The hotel scheme was meant to be temporary. Instead, it has become a £6–8 million-a-day cost to taxpayers and a blow to local economies. In Perth (a Scottish location of one of this weekend’s protests), a city of just 58,000, two prominent hotels — including a newly refurbished Radisson Blu — have been closed off for years. That’s more than 20 per cent of the city’s hotel capacity gone, constraining growth in a place crying out for jobs, investment, and footfall. You can understand why local resentment is building.

However, these hotel closures not only impact local plans, by taking up 20 per cent plus of hotel capacity in a city, they limit the economic opportunities these hotels were designed to create, at a time where we want to be driving growth. Perth and most cities and towns across the UK are crying out for increased footfall, more affordable housing and more local businesses to reduce unemployment and tackle some of the long-term structural issues we experience as a country.

A lot of the problem with our immigration and asylum system is administration – we have implemented many schemes with noble intent e.g. the Afghan Resettlement Programme but lack the system to process these applications in a timely manner and get the right people within a reasonable timeframe and then integrate them into British life. We need to use more technology, accelerate timeframes and not hold thousands in unemployed limbo.

I know from serving in government that policy changes of the scale can be difficult. However, inaction is not an option. There is no one golden policy to solve this challenge, the net migration drop from 906k to 431k 2023 to 2024 under the Conservatives shows that new policies such as Rwanda and visa tightening can work.

Politically we also have few options – the SNP clearly state they want more immigrants and will house more asylum seekers in “sanctuary councils” – I look forward to seeing this on their leaflets in the forthcoming Holyrood elections.

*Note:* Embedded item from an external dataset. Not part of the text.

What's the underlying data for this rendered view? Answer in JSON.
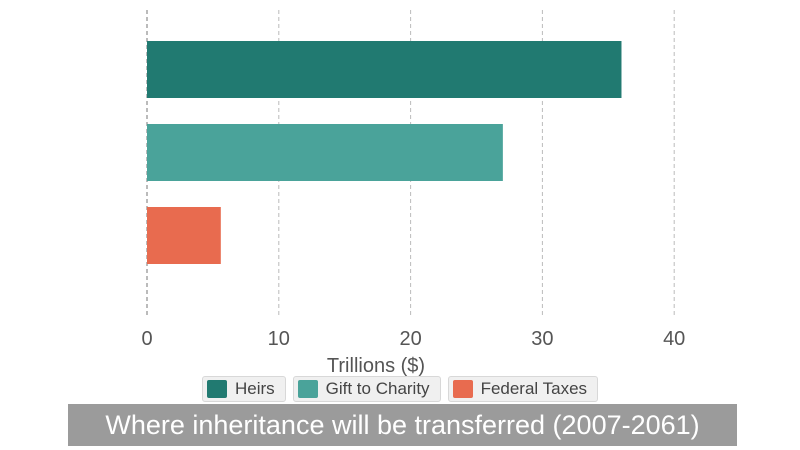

Reform is the other end of the spectrum promising “mass deportations” while being hazy about the details of how this would be delivered. This leaves the Conservatives on the centre-right looking for controlled immigration in their recent White Paper and announcing their position on the ECHR shortly.

Finally, Labour, who are in Government and can do something about this are making the right moves internationally, following the Conservatives moves to lock down international traffickers and try and stop the boats before they set off on the Channel, but they need to do far more locally.

So here are my recommendations for the Labour government to enact in the short term:

  • Cut hotel use by half — repurpose former MoD sites, spread capacity fairly, but stop shutting down key economic assets in local towns.
  • Boost growth where hotels are used — not just per-bed payments, but serious investment: lower business rates, infrastructure, and support for entrepreneurs to offset lost capacity.
  • Drive integration – Coming to the UK does not mean you need to abandon your past culture, but you do need to embrace ours: our language, our laws, our norms, we cannot have a two (or three) tier Britain – councils, police and the community need to work together to do this.
  • Act now – Having been in government I know how difficult changing and enacting policies can be. However, this is a reason not an excuse, we showed in Covid how dramatic changes can be brought quickly. This situation is now urgent, and people want to see change not hear warm words.

Labour has the majority and levers of power to act, if they don’t, they should be ready to be pushed out of the way by those that will.